In Galway in 2006 I went looking for the house where Nora Barnacle (James Joyce's wife) grew up and within a minute of leaving my hostel with map in hand I was completely disoriented so I embraced it and got to know and appreciate the town and chatted with a couple of buskers and asked them why everyone says 'thanks a million' there and they didn't really have an answer but I hope I gave them a euro anyway, then I walked around some more and got impressions of the place, as you do, and found a little bookstore where I was pretty confident someone would be able to set me on the right path. I chatted with the owner, an affable guy in spectacles, and mentioned I was reading Flann O'Brien's The Third Policeman while I was there and his response was, do ya get it, though? and I didn't know what he meant so I clearly didn't and I said I hope so, and he said yeah, but do ya get it and I told him if I could find my way back after finishing it I'd let him know if I'd figured it out. Then I asked him for directions to Nora Barnacle's house and this is what he told me: go out the door, take a left, then another left, go over the bridge, take a right, go past the church and take a left at the other church, take another left, careful now you don't fall in the water, and it's right in front of you, can't miss it.

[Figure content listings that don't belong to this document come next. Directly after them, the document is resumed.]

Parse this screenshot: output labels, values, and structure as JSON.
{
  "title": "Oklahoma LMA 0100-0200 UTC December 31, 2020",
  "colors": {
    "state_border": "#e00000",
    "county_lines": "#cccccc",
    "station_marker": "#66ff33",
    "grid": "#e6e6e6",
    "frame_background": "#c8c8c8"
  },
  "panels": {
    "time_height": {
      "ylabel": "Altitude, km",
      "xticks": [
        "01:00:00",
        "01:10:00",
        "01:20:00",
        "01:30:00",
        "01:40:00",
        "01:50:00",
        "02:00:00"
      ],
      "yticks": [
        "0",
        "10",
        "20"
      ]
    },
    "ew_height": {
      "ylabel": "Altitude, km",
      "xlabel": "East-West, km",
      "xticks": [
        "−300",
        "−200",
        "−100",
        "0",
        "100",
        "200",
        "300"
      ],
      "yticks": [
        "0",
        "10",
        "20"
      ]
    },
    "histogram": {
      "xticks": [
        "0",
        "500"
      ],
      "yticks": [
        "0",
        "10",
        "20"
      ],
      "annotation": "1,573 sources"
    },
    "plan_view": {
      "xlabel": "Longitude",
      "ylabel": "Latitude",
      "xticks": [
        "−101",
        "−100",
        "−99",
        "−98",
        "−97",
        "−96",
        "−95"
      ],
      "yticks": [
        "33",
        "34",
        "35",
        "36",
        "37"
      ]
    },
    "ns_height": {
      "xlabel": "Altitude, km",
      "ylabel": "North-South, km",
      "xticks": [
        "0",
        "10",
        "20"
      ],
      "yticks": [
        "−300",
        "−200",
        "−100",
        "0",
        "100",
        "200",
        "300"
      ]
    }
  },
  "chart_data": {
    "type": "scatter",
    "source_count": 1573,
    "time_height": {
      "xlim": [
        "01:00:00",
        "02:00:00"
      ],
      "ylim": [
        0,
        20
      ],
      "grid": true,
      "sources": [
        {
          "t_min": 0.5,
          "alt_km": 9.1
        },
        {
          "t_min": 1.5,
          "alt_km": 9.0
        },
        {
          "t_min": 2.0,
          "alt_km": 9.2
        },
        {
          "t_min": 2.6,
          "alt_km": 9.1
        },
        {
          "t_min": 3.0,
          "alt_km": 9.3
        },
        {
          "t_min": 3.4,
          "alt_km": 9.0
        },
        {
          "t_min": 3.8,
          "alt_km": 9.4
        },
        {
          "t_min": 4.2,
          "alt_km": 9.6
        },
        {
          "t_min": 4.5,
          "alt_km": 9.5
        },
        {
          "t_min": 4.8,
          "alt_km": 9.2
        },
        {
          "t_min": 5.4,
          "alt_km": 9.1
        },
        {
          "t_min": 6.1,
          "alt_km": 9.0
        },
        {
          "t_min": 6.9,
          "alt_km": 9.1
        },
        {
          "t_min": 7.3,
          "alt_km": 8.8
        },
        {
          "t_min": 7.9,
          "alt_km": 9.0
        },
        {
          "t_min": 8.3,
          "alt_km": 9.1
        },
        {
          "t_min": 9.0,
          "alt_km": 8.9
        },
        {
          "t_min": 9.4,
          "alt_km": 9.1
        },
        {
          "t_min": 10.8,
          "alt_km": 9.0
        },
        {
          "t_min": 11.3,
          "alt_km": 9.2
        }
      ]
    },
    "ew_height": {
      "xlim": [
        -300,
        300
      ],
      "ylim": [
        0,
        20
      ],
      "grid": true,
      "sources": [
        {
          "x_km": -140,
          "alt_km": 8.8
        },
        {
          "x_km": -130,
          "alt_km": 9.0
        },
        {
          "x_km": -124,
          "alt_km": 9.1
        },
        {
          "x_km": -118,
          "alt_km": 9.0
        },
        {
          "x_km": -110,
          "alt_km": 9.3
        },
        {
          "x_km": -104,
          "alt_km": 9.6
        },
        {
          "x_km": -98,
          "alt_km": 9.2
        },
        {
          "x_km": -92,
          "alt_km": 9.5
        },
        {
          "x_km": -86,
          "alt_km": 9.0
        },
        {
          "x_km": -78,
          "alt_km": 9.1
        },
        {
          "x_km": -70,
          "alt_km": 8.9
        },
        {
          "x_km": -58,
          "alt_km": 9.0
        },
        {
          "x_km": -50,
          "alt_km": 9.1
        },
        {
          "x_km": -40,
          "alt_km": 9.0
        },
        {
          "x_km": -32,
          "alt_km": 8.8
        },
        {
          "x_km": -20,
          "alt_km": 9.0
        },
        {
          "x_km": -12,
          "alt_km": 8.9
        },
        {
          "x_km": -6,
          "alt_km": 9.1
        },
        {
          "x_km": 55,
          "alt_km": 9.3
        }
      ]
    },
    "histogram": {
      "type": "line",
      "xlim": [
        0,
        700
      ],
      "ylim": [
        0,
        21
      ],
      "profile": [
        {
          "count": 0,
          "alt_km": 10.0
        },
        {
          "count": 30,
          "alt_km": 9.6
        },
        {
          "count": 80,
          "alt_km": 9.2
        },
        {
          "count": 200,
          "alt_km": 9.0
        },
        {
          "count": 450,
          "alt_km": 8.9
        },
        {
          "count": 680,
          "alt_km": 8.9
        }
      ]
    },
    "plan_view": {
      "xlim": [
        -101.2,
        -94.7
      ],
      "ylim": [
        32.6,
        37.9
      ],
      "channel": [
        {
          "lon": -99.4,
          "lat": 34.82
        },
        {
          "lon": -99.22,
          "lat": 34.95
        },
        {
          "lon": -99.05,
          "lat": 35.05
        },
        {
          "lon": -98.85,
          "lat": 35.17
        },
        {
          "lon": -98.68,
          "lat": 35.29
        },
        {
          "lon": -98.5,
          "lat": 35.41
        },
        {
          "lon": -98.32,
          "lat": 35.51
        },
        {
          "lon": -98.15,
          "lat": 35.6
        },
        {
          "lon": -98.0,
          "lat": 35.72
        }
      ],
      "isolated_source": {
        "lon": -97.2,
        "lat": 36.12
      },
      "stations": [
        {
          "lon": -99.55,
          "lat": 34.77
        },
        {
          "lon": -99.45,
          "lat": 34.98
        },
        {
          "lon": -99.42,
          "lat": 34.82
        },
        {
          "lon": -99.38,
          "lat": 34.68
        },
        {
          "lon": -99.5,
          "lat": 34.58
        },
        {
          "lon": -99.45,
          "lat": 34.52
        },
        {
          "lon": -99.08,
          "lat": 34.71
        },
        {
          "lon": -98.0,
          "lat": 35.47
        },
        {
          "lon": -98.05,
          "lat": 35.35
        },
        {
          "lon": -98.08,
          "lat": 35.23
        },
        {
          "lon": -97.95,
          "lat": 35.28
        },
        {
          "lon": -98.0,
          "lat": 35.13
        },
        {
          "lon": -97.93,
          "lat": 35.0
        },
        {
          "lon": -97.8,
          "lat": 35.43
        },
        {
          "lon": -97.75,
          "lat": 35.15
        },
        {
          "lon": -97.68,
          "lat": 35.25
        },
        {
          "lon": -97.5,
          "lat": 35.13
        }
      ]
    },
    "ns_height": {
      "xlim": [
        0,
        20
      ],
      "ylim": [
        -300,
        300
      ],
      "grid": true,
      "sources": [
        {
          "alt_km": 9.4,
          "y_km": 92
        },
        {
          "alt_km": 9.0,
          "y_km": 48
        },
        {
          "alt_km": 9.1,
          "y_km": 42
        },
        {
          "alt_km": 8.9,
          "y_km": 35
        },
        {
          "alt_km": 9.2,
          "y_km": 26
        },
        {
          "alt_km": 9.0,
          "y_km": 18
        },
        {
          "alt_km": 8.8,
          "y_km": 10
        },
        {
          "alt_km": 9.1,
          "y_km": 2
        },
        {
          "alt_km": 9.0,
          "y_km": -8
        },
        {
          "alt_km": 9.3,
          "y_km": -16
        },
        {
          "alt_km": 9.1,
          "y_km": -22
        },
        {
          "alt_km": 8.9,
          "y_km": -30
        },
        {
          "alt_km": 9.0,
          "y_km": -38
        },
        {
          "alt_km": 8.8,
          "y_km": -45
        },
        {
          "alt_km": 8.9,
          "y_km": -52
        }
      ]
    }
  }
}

Three hours later I gave up and found a pub with a table on the sidewalk out front and drank a Smithwick's while holding the book open with one hand and drew crazy zigzag lines all over my notebook in an attempt to decipher the code I was sure I'd missed after the bookstore owner's prompt, coming up with equations like I'm trying to prove Einstein wrong, and as I sat there reading the sun set over the town and music floated from every direction and I finally understood what the bookstore owner was talking about but that's because it's explained clearly on the novel's last page. If I ever make it back to that store I will tell him this story but the more I tell it the less likely I think he exists.